Soul: experience, understanding, circumstances, choices, emotions, aspirations, challenges–identity.
I look forward to reading how all of this and so much more come to bear on how you read the deck, one random card at a time.
Perhaps more interestingly, I look forward to how it will look when you draw the same card on a different draw.
“Perhaps more interestingly, I look forward to how it will look when you draw the same card on a different draw.”
Precisely my thought, actually. What will happen if the same card comes up twice in a row? We shall see. 🙂
Out of curiosity, why a standard deck?
My deck I picked for resonance, echo, woo woo -but mostly cause it had dragons on it.

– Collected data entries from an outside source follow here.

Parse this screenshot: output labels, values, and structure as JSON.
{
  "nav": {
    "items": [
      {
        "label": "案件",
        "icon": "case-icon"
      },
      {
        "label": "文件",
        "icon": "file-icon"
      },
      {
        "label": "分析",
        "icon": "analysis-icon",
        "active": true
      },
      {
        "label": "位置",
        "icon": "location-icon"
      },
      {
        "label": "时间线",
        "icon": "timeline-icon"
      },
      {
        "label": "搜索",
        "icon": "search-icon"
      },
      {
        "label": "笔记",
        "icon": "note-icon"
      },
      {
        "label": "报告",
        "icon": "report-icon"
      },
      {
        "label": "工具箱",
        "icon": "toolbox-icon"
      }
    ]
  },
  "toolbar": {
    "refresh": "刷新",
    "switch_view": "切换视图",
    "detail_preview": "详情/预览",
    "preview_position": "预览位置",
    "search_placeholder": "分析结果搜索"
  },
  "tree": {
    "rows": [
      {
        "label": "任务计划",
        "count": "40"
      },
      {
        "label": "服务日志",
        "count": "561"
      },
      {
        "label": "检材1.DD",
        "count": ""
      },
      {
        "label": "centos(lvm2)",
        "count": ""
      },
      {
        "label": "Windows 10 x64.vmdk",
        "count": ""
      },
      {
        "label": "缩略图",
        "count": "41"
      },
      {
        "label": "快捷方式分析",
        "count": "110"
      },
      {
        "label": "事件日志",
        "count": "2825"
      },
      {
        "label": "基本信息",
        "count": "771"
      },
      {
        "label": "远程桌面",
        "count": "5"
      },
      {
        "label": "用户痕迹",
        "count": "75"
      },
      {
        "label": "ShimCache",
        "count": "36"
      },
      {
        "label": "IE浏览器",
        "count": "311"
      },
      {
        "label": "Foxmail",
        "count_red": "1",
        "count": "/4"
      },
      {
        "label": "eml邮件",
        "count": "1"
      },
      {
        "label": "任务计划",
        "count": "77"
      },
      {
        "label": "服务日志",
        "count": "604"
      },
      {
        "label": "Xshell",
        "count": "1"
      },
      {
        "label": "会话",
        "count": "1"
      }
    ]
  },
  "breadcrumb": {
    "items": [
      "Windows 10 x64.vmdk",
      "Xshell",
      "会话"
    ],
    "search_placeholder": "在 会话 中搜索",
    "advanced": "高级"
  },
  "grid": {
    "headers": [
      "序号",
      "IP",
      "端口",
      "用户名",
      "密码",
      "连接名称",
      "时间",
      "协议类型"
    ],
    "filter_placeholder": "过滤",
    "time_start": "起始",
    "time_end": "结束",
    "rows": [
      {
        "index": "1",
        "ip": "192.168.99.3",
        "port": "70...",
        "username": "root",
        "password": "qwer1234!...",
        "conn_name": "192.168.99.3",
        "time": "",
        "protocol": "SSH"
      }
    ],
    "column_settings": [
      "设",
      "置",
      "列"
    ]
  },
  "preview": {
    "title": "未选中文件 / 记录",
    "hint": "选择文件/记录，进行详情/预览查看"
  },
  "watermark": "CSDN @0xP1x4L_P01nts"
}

Good question! For me, it comes down to learning style (okay, I know people are saying that auditory/visual/kinesthetic learning styles don’t actually exist, but I don’t care about that right now). I am extremely skewed to the auditory style – I most comfortably interact with the world through words and stories. When looking at something visual like the image on a card, the easiest way for me to make sense of it is by telling myself the “story” of what I see. I seem to be able to do that more easily with pictures involving people than with pictures involving dragons, or faeries, or more abstract (to me) images.
Totally logical 😀
I’ll be curious to see, as you travel your road to see if the “starter” desk becomes your primary tool or if at some point you’ll be moved by a particular image set to migrate to a different deck.
I’ve known a few people who’ve kept the same ratty deck forever ;D
Cool! I look forward to reading more. I have always enjoyed your thought processes on things. Says the Gemini, lol.
And if it helps, even with deep-dive exposure to Tarot (and Astrology, and Chakras) I still never feel like I really know these systems. Good luck and happy non-spiritual-specific intentional practicing. 😀
LOVE your quote! And, I very much enjoy your writing, nattering or otherwise. I’m excited with you as you start this new thing you’ve started!